“Prose both scabrous and poetic.” – Publishers Weekly. “Proust meets Chandler over a pint of Guinness.” – Spectator. “A sheer pleasure.” – Tana French. “Among the most memorable books of the year, of any genre.” – Sunday Times. “A hardboiled delight.” – Guardian. “Imagine Donald Westlake and Richard Stark collaborating on a screwball noir.” – Kirkus Reviews. “A cross between Raymond Chandler and Flann O’Brien.” – John Banville. “The effortless cool of Elmore Leonard at his peak.” – Ray Banks. “A fine writer at the top of his game.” – Lee Child.

Tuesday, July 17, 2012

Doing His Eoin Thing

I had the great pleasure last week of sitting down with Eoin Colfer (right), to interview him on the occasion of the publication of the final chapter in the Artemis Fowl story, THE LAST GUARDIAN. He’s a lovely guy: funny and generous and self-deprecating, and entirely free of any unnecessary ego.
  That interview was published in the Irish Times on Saturday, and a very nice spread it was too. It opened as follows:
Forthright but quietly spoken, understated but unambiguous, Eoin Colfer, the self-deprecating creator of the Artemis Fowl phenomenon, is a bundle of contradictions, writes DECLAN BURKE

IT COMES AS no surprise to learn that William Goldman is one of Eoin Colfer’s favourite writers. “I think Marathon Man is one of the best thrillers ever written,” he says. “And Goldman also wrote The Princess Bride, which is one of the best fantasy books ever written. It’s amazing that the same guy wrote both, but he also wrote Butch Cassidy and the Sundance Kid.”
  Colfer is no slouch himself when it comes to dabbling in different genres. Whether it’s selling 20 million copies of the Artemis Fowl series of books, being shortlisted for the Los Angeles Times Book Prizes with his debut crime-fiction novel for adults, or collaborating on musical theatre before writing the sixth instalment in the “increasingly improbable” Hitchhiker’s Guide to the Galaxy series, Colfer has an endless fascination with new forms.
  If there is one constant in his work, it’s humour. “I find it very hard not to write humour,” he says. “I feel uncomfortable when no one is talking at a dinner table. I always feel like I’m the one who has to jump in and fill the gap. It was the same when I was writing plays. I was always worried when the audience was silent. Because I wasn’t getting the affirmation, maybe, that it was good. So I would invariably jam in as many jokes as I could.
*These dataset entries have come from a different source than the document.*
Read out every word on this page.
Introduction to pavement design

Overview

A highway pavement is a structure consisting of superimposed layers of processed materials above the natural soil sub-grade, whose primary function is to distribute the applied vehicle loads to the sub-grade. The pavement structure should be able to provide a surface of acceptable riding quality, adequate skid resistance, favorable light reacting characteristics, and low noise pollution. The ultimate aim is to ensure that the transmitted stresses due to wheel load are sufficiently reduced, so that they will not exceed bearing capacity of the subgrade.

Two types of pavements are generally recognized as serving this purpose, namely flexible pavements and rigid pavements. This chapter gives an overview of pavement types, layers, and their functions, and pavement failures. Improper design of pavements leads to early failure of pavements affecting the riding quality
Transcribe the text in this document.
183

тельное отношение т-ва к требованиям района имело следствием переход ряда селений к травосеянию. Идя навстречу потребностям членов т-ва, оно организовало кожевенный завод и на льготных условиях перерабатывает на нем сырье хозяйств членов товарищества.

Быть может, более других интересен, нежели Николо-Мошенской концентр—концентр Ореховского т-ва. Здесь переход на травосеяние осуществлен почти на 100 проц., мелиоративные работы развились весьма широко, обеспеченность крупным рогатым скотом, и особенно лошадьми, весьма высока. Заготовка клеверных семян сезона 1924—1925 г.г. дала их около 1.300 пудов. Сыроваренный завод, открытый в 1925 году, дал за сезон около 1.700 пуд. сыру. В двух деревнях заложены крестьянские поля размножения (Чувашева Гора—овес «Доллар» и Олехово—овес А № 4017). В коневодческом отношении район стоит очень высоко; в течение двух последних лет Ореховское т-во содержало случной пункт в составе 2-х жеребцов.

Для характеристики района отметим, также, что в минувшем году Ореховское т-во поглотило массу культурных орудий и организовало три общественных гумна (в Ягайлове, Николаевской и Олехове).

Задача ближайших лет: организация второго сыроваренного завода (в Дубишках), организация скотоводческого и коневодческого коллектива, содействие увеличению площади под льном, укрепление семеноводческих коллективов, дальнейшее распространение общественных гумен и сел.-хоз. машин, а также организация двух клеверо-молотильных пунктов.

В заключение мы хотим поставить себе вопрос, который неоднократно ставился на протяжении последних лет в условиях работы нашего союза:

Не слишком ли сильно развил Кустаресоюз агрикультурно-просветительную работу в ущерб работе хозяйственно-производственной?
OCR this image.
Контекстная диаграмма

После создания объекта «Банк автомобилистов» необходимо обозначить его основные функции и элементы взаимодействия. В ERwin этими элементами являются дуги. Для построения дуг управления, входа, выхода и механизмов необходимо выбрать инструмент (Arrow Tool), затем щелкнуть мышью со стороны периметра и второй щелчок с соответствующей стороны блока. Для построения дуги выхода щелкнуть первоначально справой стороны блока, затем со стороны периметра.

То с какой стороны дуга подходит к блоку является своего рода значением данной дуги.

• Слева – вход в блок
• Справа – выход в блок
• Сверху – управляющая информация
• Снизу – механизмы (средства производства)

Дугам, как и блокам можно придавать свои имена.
And it’s the same with the books. I’m just afraid that if people don’t laugh all the time they’re not enjoying themselves.”
  For the rest, clickety-click here

3 comments:

Peter Rozovsky said...

The last Artemis Fowl book is near the top of my list. And when does E.C.'s next "adult" crime novel hit the shelves?

Declan Burke said...

According to Mr Colfer, we can expect to see a sequel to Plugged in 2013. Good news, I think.

Cheers, Dec

Peter Rozovsky said...

Yes, good news.

You'll no doubt have heard that I never knew Colfer wrote YA fiction until I'd already read his "adult" story in Akashic's Dublin Noir collection. I never need any convincing that the man could write "adult" crime fiction.

And I put adult between inverted commas because I've much enjoyed the Artemis Fowl books and Half Moon Investigations as well.